ByeonghakYim commented 7 years ago

@BichenWuUCB Thanks. This part should be prevention of the issue.

if ov_idx not in aidx_set: aidx_set.add(ov_idx) aidx = ov_idx if mc.DEBUG_MODE: max_iou = max(overlaps[ov_idx], max_iou) min_iou = min(overlaps[ov_idx], min_iou) avg_ious += overlaps[ov_idx] num_objects += 1 break

I have one more question. I'm sorry for many question. I think if there are many overlapped ground truth, some of them cannot optimal anchor matching and it will lead to very big localization offset. I could find you use minimum distance to match boxes if there are only 0 IOU and I think this also will lead same problem. I was just wondering if it is not a problem. You have much more experience on object detection than me and I would like to know your opinion. Thanks.

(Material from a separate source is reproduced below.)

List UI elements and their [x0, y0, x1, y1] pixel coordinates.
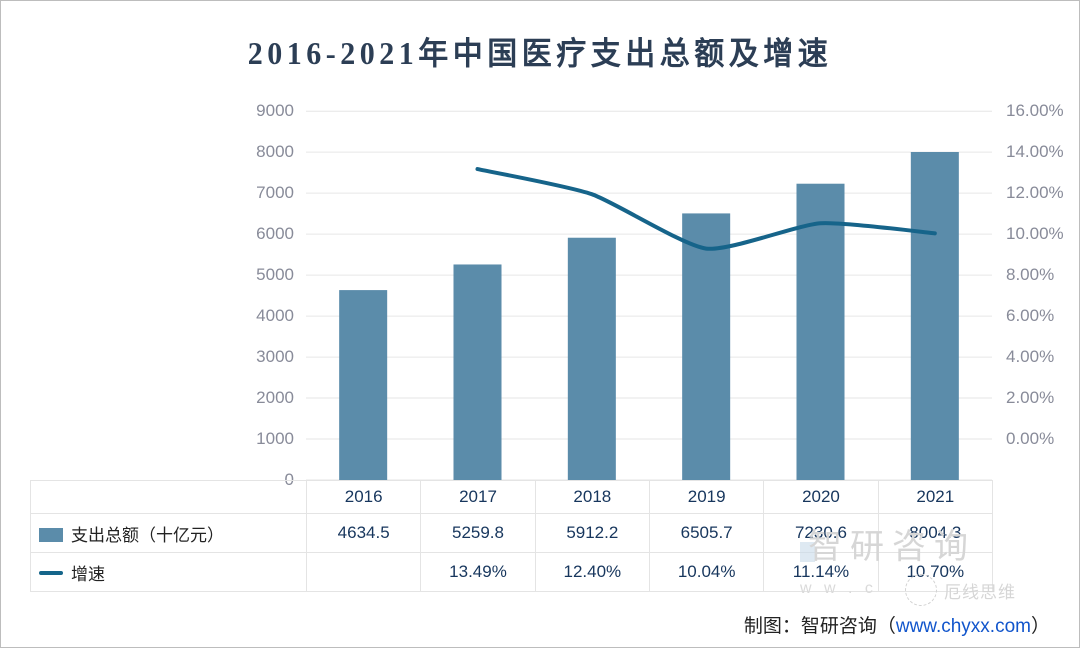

bayesian-mind commented 4 years ago

@BichenWuUCB Thanks, there was some mistakes and I solved that problem. But I've got another question. There can be one anchor box has multiple ground truth matching. In this case, how do you propagate the loss to that anchor box during the backpropagation?

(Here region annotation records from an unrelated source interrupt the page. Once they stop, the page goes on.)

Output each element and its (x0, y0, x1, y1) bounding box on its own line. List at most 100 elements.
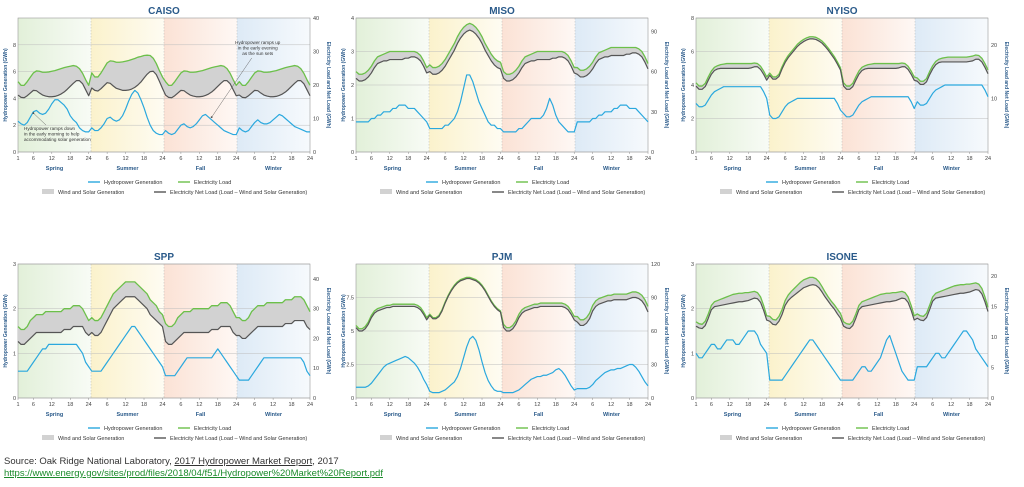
y-tick-label: 5 (351, 329, 354, 335)
y-axis-label: Hydropower Generation (GWh) (341, 48, 347, 122)
series-hydropower-line (18, 325, 311, 381)
legend-label-load: Electricity Load (532, 180, 569, 186)
season-label-fall: Fall (196, 166, 206, 172)
annotation-text: accommodating solar generation (24, 137, 91, 142)
series-wind-solar-area (356, 277, 648, 331)
season-label-winter: Winter (265, 412, 283, 418)
x-tick-label: 12 (461, 402, 467, 408)
chart-grid: CAISO 0 2 4 6 8 0 10 20 30 40 Hydropower Generation… (3, 4, 1016, 442)
x-tick-label: 6 (179, 402, 182, 408)
annotation-leader (211, 57, 252, 118)
x-tick-label: 24 (424, 402, 430, 408)
x-tick-label: 18 (479, 156, 485, 162)
season-label-summer: Summer (454, 412, 477, 418)
x-tick-label: 6 (710, 402, 713, 408)
x-tick-label: 24 (497, 156, 503, 162)
x-tick-label: 18 (819, 156, 825, 162)
y-axis-label: Hydropower Generation (GWh) (3, 294, 9, 368)
x-tick-label: 24 (764, 156, 770, 162)
y2-axis-label: Electricity Load and Net Load (GWh) (1003, 42, 1009, 129)
chart-miso: MISO 0 1 2 3 4 0 30 60 90 Hydropower Generation (G… (341, 4, 676, 214)
x-tick-label: 6 (444, 156, 447, 162)
y-tick-label: 2 (351, 83, 354, 89)
legend-label-load: Electricity Load (872, 180, 909, 186)
x-tick-label: 1 (16, 156, 19, 162)
series-hydropower-line (356, 74, 649, 133)
x-tick-label: 6 (179, 156, 182, 162)
y2-tick-label: 10 (991, 335, 997, 341)
annotation-text: Hydropower ramps up (235, 40, 281, 45)
y-tick-label: 3 (691, 262, 694, 268)
x-tick-label: 6 (106, 156, 109, 162)
y2-tick-label: 30 (651, 110, 657, 116)
x-tick-label: 18 (405, 156, 411, 162)
series-hydropower-line (17, 89, 310, 136)
y-tick-label: 8 (691, 16, 694, 22)
y-tick-label: 2 (691, 117, 694, 123)
annotation-leader (33, 112, 47, 126)
y-tick-label: 6 (13, 70, 16, 76)
annotation-point (210, 116, 213, 119)
series-net-load-line (17, 296, 311, 346)
series-net-load-line (355, 29, 649, 82)
x-tick-label: 12 (270, 156, 276, 162)
y2-tick-label: 10 (991, 96, 997, 102)
y-tick-label: 3 (13, 262, 16, 268)
x-tick-label: 6 (370, 156, 373, 162)
x-tick-label: 12 (387, 156, 393, 162)
y2-tick-label: 20 (313, 336, 319, 342)
series-hydropower-line (695, 330, 989, 381)
x-tick-label: 12 (123, 402, 129, 408)
y2-tick-label: 30 (651, 363, 657, 369)
legend: Hydropower Generation Electricity Load Win… (42, 426, 307, 442)
y2-axis-label: Electricity Load and Net Load (GWh) (663, 288, 669, 375)
x-tick-label: 18 (405, 402, 411, 408)
legend-label-netload: Electricity Net Load (Load – Wind and So… (848, 436, 985, 442)
source-url-link[interactable]: https://www.energy.gov/sites/prod/files/… (4, 468, 383, 479)
x-tick-label: 18 (288, 402, 294, 408)
chart-title: ISONE (826, 252, 857, 263)
legend-label-fill: Wind and Solar Generation (58, 436, 124, 442)
y2-axis-label: Electricity Load and Net Load (GWh) (1003, 288, 1009, 375)
y-tick-label: 0 (691, 150, 694, 156)
x-tick-label: 12 (196, 156, 202, 162)
x-tick-label: 1 (694, 156, 697, 162)
chart-title: MISO (489, 6, 515, 17)
series-net-load-line (355, 277, 649, 332)
y-tick-label: 4 (351, 16, 354, 22)
season-label-spring: Spring (724, 412, 741, 418)
season-label-spring: Spring (724, 166, 741, 172)
x-tick-label: 12 (196, 402, 202, 408)
y2-tick-label: 20 (991, 43, 997, 49)
x-tick-label: 24 (985, 156, 991, 162)
season-label-fall: Fall (874, 412, 884, 418)
season-band-fall (842, 264, 915, 398)
x-tick-label: 18 (67, 156, 73, 162)
x-tick-label: 18 (67, 402, 73, 408)
chart-title: CAISO (148, 6, 180, 17)
season-label-fall: Fall (534, 412, 544, 418)
y-tick-label: 4 (691, 83, 694, 89)
chart-title: SPP (154, 252, 174, 263)
x-tick-label: 12 (948, 402, 954, 408)
x-tick-label: 6 (444, 402, 447, 408)
x-tick-label: 12 (801, 402, 807, 408)
legend-label-fill: Wind and Solar Generation (396, 436, 462, 442)
x-tick-label: 18 (141, 156, 147, 162)
y2-tick-label: 5 (991, 366, 994, 372)
x-tick-label: 1 (354, 402, 357, 408)
legend-label-fill: Wind and Solar Generation (58, 190, 124, 196)
y-tick-label: 2.5 (346, 363, 354, 369)
source-prefix: Source: Oak Ridge National Laboratory, (4, 456, 175, 467)
season-label-spring: Spring (46, 166, 63, 172)
source-report-title: 2017 Hydropower Market Report (174, 456, 313, 467)
chart-nyiso: NYISO 0 2 4 6 8 10 20 Hydropower Generation (GWh… (681, 4, 1016, 214)
series-net-load-line (695, 38, 989, 90)
x-tick-label: 24 (233, 402, 239, 408)
legend-label-hydro: Hydropower Generation (782, 180, 840, 186)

@ByeonghakYim How did you end up solving your issue?

peek1999 commented 4 years ago

@BichenWuUCB Thanks, there was some mistakes and I solved that problem. But I've got another question. There can be one anchor box has multiple ground truth matching. In this case, how do you propagate the loss to that anchor box during the backpropagation?

@ByeonghakYim How did you end up solving your issue?

one anchor box is not supposed to match with multiple ground truth images in an image. Since one anchor box corresponds to only one model prediction, it should be matched with only one ground truth box. You can either match it to anyone out of the possible matches or use the ground truth box that has the highest IoU.